= Aleidis Raiscop =

German writer (1449-1507)

Aleidis Raiscop (also Reiscop, Raeskop; 1449 in Goch — 15 December 1507 at Rolandswerth monastery) was a German Benedictine monk and a writer. She is known for her philological and German-Latin translation capabilities.

From a young age, she was taught Latin — either at the grammar school in Goch, or at the grammar school in Uedem, which was funded by her great-uncle Heinrich Raiscop. She was a pupil of Bruder Benediktus von Maria Laach and at the age of 16 joined the Hagenbusch monastery in Xanten. Later, in 1467, she relocated as a master scholar to the monastery in Rolandswerth (now called Nonnenwerth). On 15 December 1507, she died based at the same monastery.

== Influence ==
During her life, she composed seven Latin homilies on Paul the Apostle, translated a German composition on the Mass into Latin, and became renowned as a writer of Classics at the monastery. Her particular talent was being able to compose perfect translations of German texts into Latin. Johannes Butzbach, a fellow Classics enthusiast, often praised Aleidis' works highly. His book from 1505 titled De illustribus mulieribus ("On Distinguished Women") was dedicated to her, in which he compares her to other Benedictine monks such as Hildegard of Bingen.
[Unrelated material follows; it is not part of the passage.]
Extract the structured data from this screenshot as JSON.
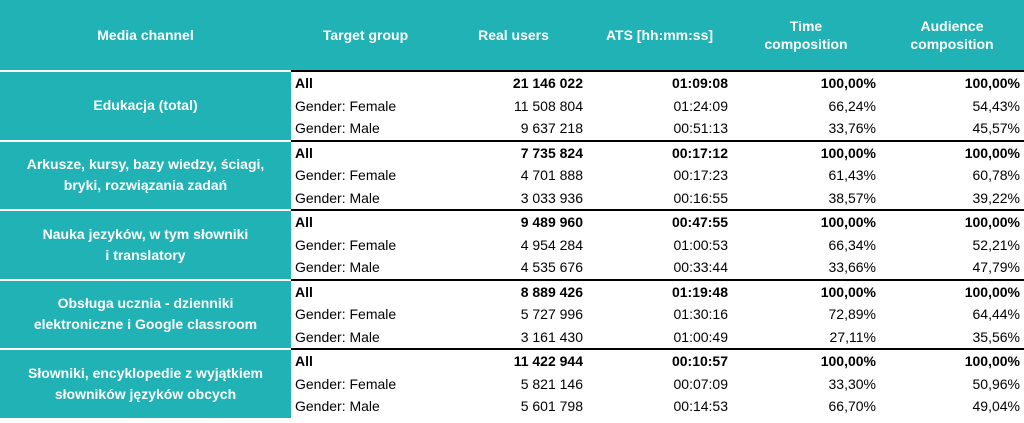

Raiscop was also one of the few nuns in the monastery at the time, and it has been suggested that exemplary skills marked a high point in perceptions of nuns at the time. Around this time, nuns began to accrue merit for their handicrafts and book copying.

In 1932, the town of Goch dedicated a street name to Raiscop (but spelled Reiscop), located between Gerbergstraße and Feldstraße.